Cowry Asset Management Limited has issued a cautious outlook on Nigeria's economy following signs of weakening demand and slower business activity across key sectors. In its latest assessment of April 2026 purchasing managers' index (PMI) data, the firm noted that Nigeria's economic activity moderated significantly during the month.
PMI Falls Below Key Threshold
The composite PMI of the Central Bank of Nigeria (CBN) declined to 49.4 points in April, marking the first time in 16 months that the index fell below the critical 50-point threshold. This reading signals a technical contraction in private sector activity, according to Cowry Asset.
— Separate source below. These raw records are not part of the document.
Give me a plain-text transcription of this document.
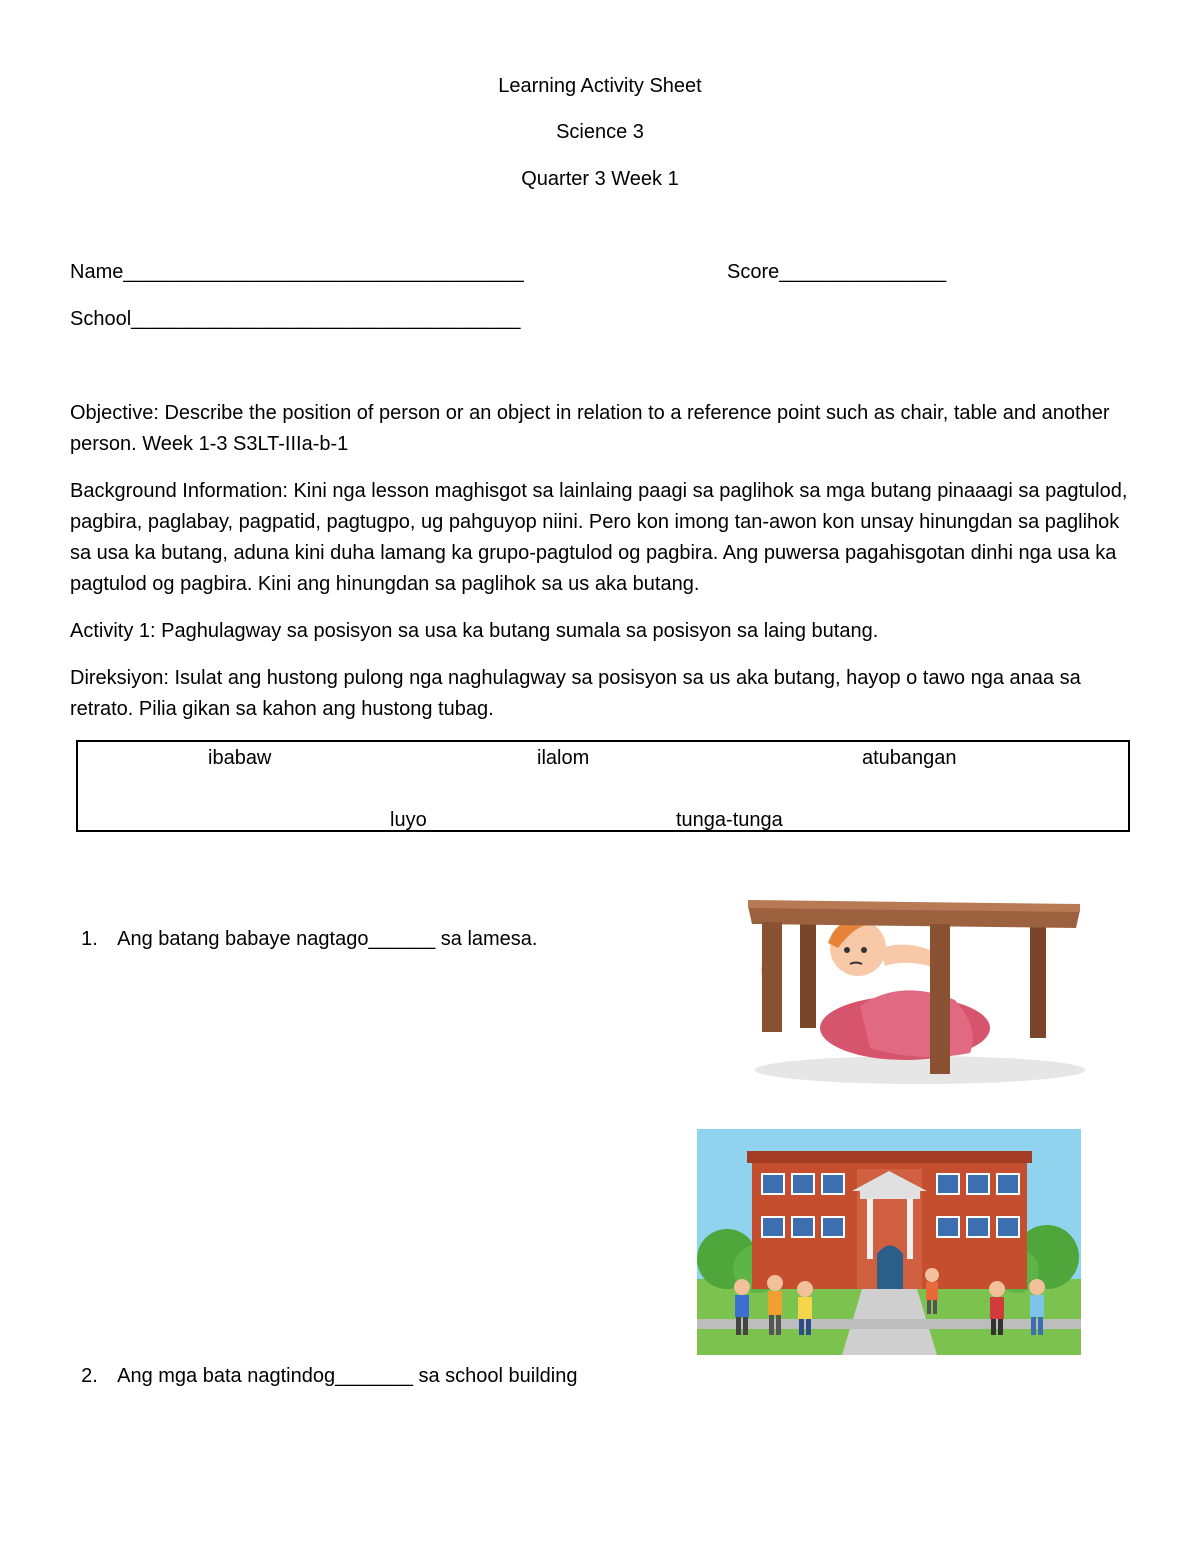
Learning Activity Sheet
Science 3
Quarter 3 Week 1
Name____________________________________	Score_______________
School___________________________________
Objective: Describe the position of person or an object in relation to a reference point such as chair, table and another person. Week 1-3 S3LT-IIIa-b-1
Background Information: Kini nga lesson maghisgot sa lainlaing paagi sa paglihok sa mga butang pinaaagi sa pagtulod, pagbira, paglabay, pagpatid, pagtugpo, ug pahguyop niini. Pero kon imong tan-awon kon unsay hinungdan sa paglihok sa usa ka butang, aduna kini duha lamang ka grupo-pagtulod og pagbira. Ang puwersa pagahisgotan dinhi nga usa ka pagtulod og pagbira. Kini ang hinungdan sa paglihok sa us aka butang.
Activity 1: Paghulagway sa posisyon sa usa ka butang sumala sa posisyon sa laing butang.
Direksiyon: Isulat ang hustong pulong nga naghulagway sa posisyon sa us aka butang, hayop o tawo nga anaa sa retrato. Pilia gikan sa kahon ang hustong tubag.
ibabaw	ilalom	atubangan
luyo	tunga-tunga

1. Ang batang babaye nagtago______ sa lamesa.

2. Ang mga bata nagtindog_______ sa school building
While the figures do not indicate a sharp economic downturn, they suggest that the economy is transitioning from steady expansion to a phase of slower growth. The decline reflects broad-based easing across key indicators, including new orders, output, and employment, all pointing to softer demand conditions.
Early Signs of Moderation
Cowry Asset warned that early signs of moderation are emerging, with declines in new orders and raw material stocks indicating that resilience in the sector could weaken if broader economic conditions remain subdued. Across the wider economy, the balance of activity tilted slightly negative: of the 36 subsectors surveyed, 16 recorded expansion, 19 contracted, and one remained unchanged.
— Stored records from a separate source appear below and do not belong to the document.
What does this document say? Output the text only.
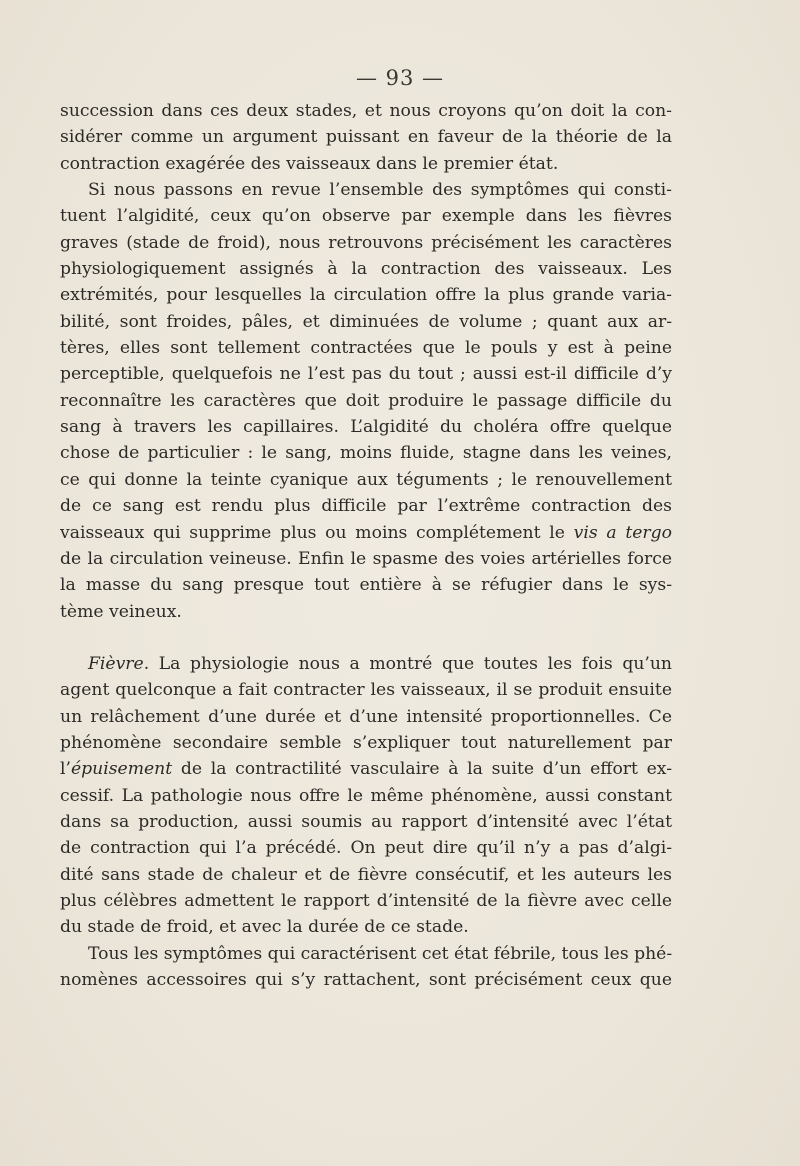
— 93 —
succession dans ces deux stades, et nous croyons qu’on doit la con-
sidérer comme un argument puissant en faveur de la théorie de la
contraction exagérée des vaisseaux dans le premier état.
Si nous passons en revue l’ensemble des symptômes qui consti-
tuent l’algidité, ceux qu’on observe par exemple dans les fièvres
graves (stade de froid), nous retrouvons précisément les caractères
physiologiquement assignés à la contraction des vaisseaux. Les
extrémités, pour lesquelles la circulation offre la plus grande varia-
bilité, sont froides, pâles, et diminuées de volume ; quant aux ar-
tères, elles sont tellement contractées que le pouls y est à peine
perceptible, quelquefois ne l’est pas du tout ; aussi est-il difficile d’y
reconnaître les caractères que doit produire le passage difficile du
sang à travers les capillaires. L’algidité du choléra offre quelque
chose de particulier : le sang, moins fluide, stagne dans les veines,
ce qui donne la teinte cyanique aux téguments ; le renouvellement
de ce sang est rendu plus difficile par l’extrême contraction des
vaisseaux qui supprime plus ou moins complétement le vis a tergo
de la circulation veineuse. Enfin le spasme des voies artérielles force
la masse du sang presque tout entière à se réfugier dans le sys-
tème veineux.
Fièvre. La physiologie nous a montré que toutes les fois qu’un
agent quelconque a fait contracter les vaisseaux, il se produit ensuite
un relâchement d’une durée et d’une intensité proportionnelles. Ce
phénomène secondaire semble s’expliquer tout naturellement par
l’épuisement de la contractilité vasculaire à la suite d’un effort ex-
cessif. La pathologie nous offre le même phénomène, aussi constant
dans sa production, aussi soumis au rapport d’intensité avec l’état
de contraction qui l’a précédé. On peut dire qu’il n’y a pas d’algi-
dité sans stade de chaleur et de fièvre consécutif, et les auteurs les
plus célèbres admettent le rapport d’intensité de la fièvre avec celle
du stade de froid, et avec la durée de ce stade.
Tous les symptômes qui caractérisent cet état fébrile, tous les phé-
nomènes accessoires qui s’y rattachent, sont précisément ceux que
The combination of slower growth and persistent price pressures creates added complexity for policymakers, as the economy faces weakening momentum alongside inflationary risks. The analysts warned that the softer growth environment could influence investor sentiment in the near term, with increased interest likely shifting toward fixed-income instruments.
Equities Market Outlook
In the equities market, Cowry Asset expects a clearer distinction to emerge between defensive stocks and cyclical names as investors reposition portfolios amid heightened caution. Looking ahead, the firm said PMI readings for May and June would be critical in determining whether April's contraction represented a temporary pause or the beginning of a more prolonged slowdown in Nigeria's economic trajectory.